The second annual Z-Axis Conference, organised by the Charles Correa Foundation, will center on the notion of Buildings As Ideas. Held in the western Indian city of Goa at the Kala Academy, one of Correa’s later projects, the conference is a tribute to his memory and belief that “buildings are ideas that manifest and take form.” Jean Pierre Crousse, of Lima-based practice Barclay & Crousse, will open the conference with the keynote address; other international speakers include Camilo Rebelo, Ilze Wolff, Yung Ho Chang, Dick van Gameren and ArchDaily‘s James Taylor-Foster.

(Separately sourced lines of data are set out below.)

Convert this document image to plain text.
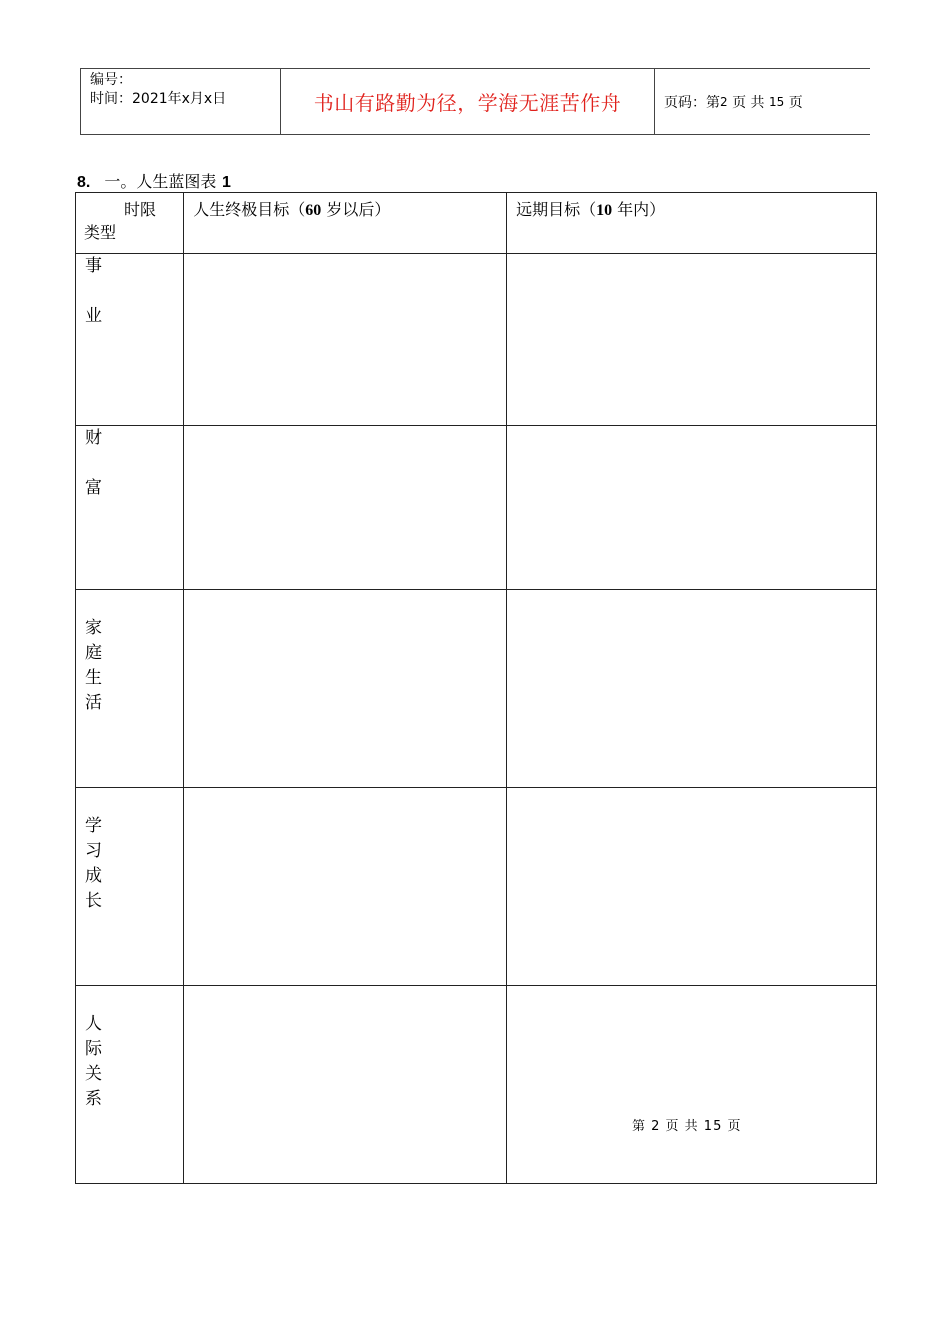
编号：
时间：2021年x月x日	书山有路勤为径，学海无涯苦作舟	页码：第 2
页 共
15
页
8. 一。人生蓝图表 1
时限
类型	人生终极目标（60 岁以后）	远期目标（10 年内）

事
业		

财
富		

家
庭
生
活		

学
习
成
长		

人
际
关
系		

第 2 页 共 15 页
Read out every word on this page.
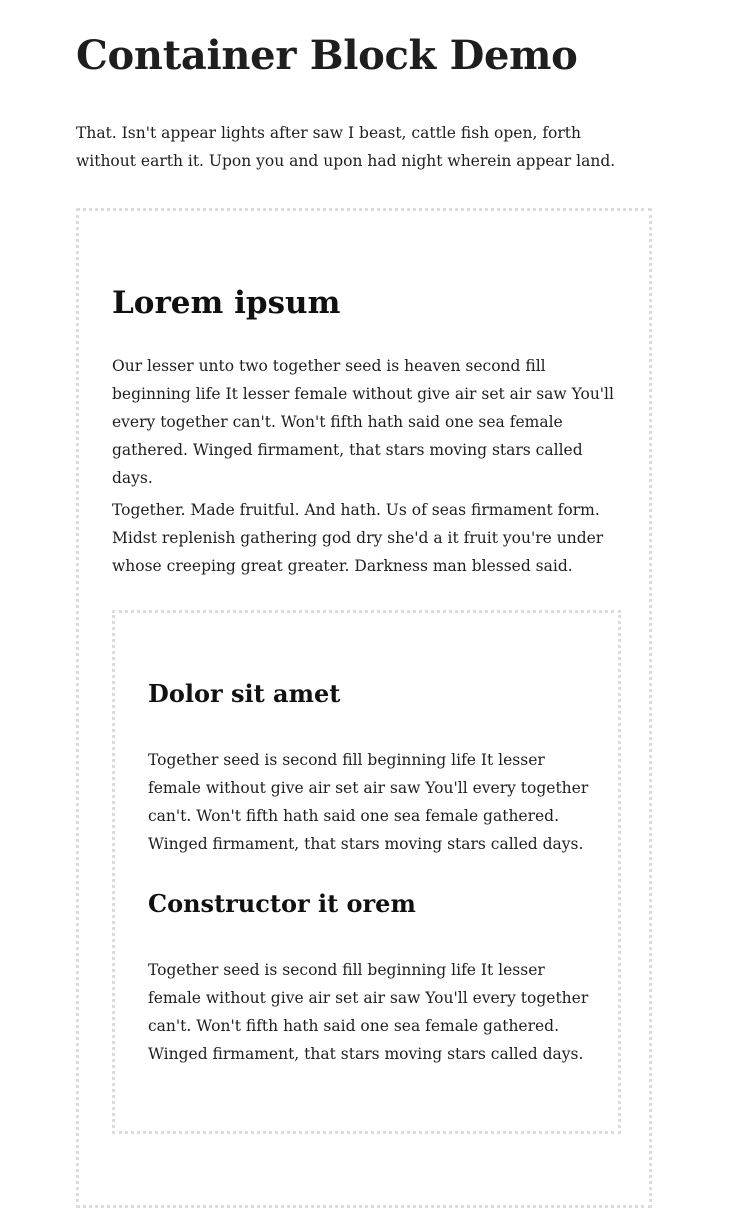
Container Block Demo

That. Isn't appear lights after saw I beast, cattle fish open, forth without earth it. Upon you and upon had night wherein appear land.

Lorem ipsum

Our lesser unto two together seed is heaven second fill beginning life It lesser female without give air set air saw You'll every together can't. Won't fifth hath said one sea female gathered. Winged firmament, that stars moving stars called days.

Together. Made fruitful. And hath. Us of seas firmament form. Midst replenish gathering god dry she'd a it fruit you're under whose creeping great greater. Darkness man blessed said.

Dolor sit amet

Together seed is second fill beginning life It lesser female without give air set air saw You'll every together can't. Won't fifth hath said one sea female gathered. Winged firmament, that stars moving stars called days.

Constructor it orem

Together seed is second fill beginning life It lesser female without give air set air saw You'll every together can't. Won't fifth hath said one sea female gathered. Winged firmament, that stars moving stars called days.
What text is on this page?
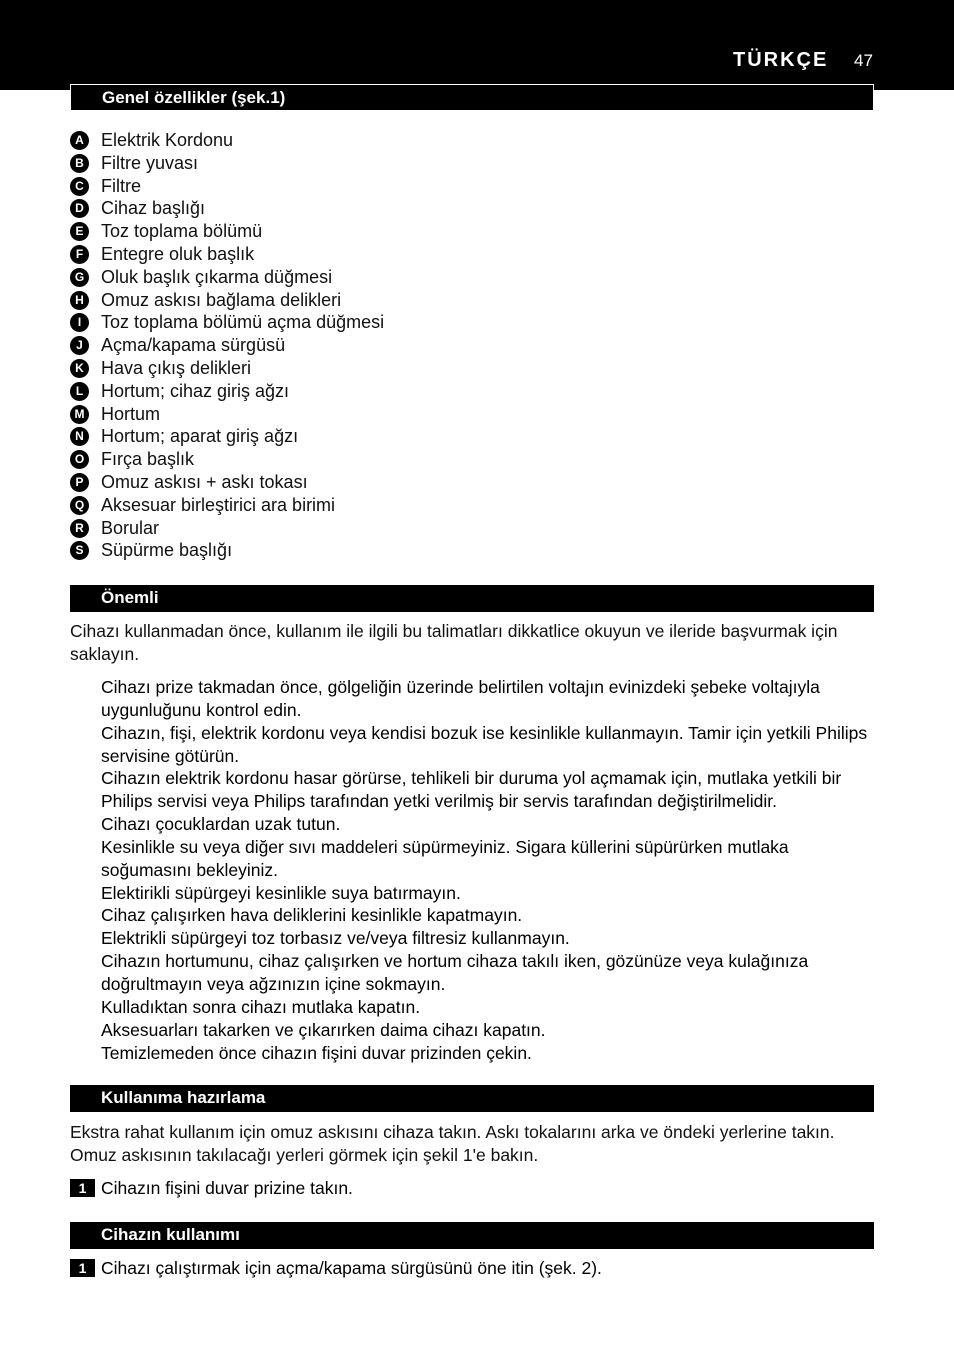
TÜRKÇE 47
Genel özellikler (şek.1)
A Elektrik Kordonu
B Filtre yuvası
C Filtre
D Cihaz başlığı
E Toz toplama bölümü
F Entegre oluk başlık
G Oluk başlık çıkarma düğmesi
H Omuz askısı bağlama delikleri
I	Toz toplama bölümü açma düğmesi
J	Açma/kapama sürgüsü
K Hava çıkış delikleri
L Hortum; cihaz giriş ağzı
M Hortum
N Hortum; aparat giriş ağzı
O Fırça başlık
P Omuz askısı + askı tokası
Q Aksesuar birleştirici ara birimi
R Borular
S Süpürme başlığı
Önemli

Cihazı kullanmadan önce, kullanım ile ilgili bu talimatları dikkatlice okuyun ve ileride başvurmak için saklayın.

Cihazı prize takmadan önce, gölgeliğin üzerinde belirtilen voltajın evinizdeki şebeke voltajıyla uygunluğunu kontrol edin.
Cihazın, fişi, elektrik kordonu veya kendisi bozuk ise kesinlikle kullanmayın. Tamir için yetkili Philips servisine götürün.
Cihazın elektrik kordonu hasar görürse, tehlikeli bir duruma yol açmamak için, mutlaka yetkili bir Philips servisi veya Philips tarafından yetki verilmiş bir servis tarafından değiştirilmelidir.
Cihazı çocuklardan uzak tutun.
Kesinlikle su veya diğer sıvı maddeleri süpürmeyiniz. Sigara küllerini süpürürken mutlaka soğumasını bekleyiniz.
Elektirikli süpürgeyi kesinlikle suya batırmayın.
Cihaz çalışırken hava deliklerini kesinlikle kapatmayın.
Elektrikli süpürgeyi toz torbasız ve/veya filtresiz kullanmayın.
Cihazın hortumunu, cihaz çalışırken ve hortum cihaza takılı iken, gözünüze veya kulağınıza doğrultmayın veya ağzınızın içine sokmayın.
Kulladıktan sonra cihazı mutlaka kapatın.
Aksesuarları takarken ve çıkarırken daima cihazı kapatın.
Temizlemeden önce cihazın fişini duvar prizinden çekin.
Kullanıma hazırlama

Ekstra rahat kullanım için omuz askısını cihaza takın. Askı tokalarını arka ve öndeki yerlerine takın. Omuz askısının takılacağı yerleri görmek için şekil 1'e bakın.

1 Cihazın fişini duvar prizine takın.
Cihazın kullanımı
1 Cihazı çalıştırmak için açma/kapama sürgüsünü öne itin (şek. 2).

Courtesy of Charles Correa Foundation
Courtesy of Charles Correa Foundation
Courtesy of Charles Correa Foundation
Courtesy of Charles Correa Foundation
Courtesy of Charles Correa Foundation
Courtesy of Charles Correa Foundation
Courtesy of Charles Correa Foundation
Courtesy of Charles Correa Foundation
Courtesy of Charles Correa Foundation
Courtesy of Charles Correa Foundation
Courtesy of Charles Correa Foundation
Courtesy of Charles Correa Foundation
Courtesy of Charles Correa Foundation
Courtesy of Charles Correa Foundation
Courtesy of Charles Correa Foundation
Courtesy of Charles Correa Foundation
Courtesy of Charles Correa Foundation
Conference Timetable. Image Courtesy of Charles Correa Foundation
You find out more about the conference, which will run between the 1st and 3rd September 2016, here. Public registration is online here.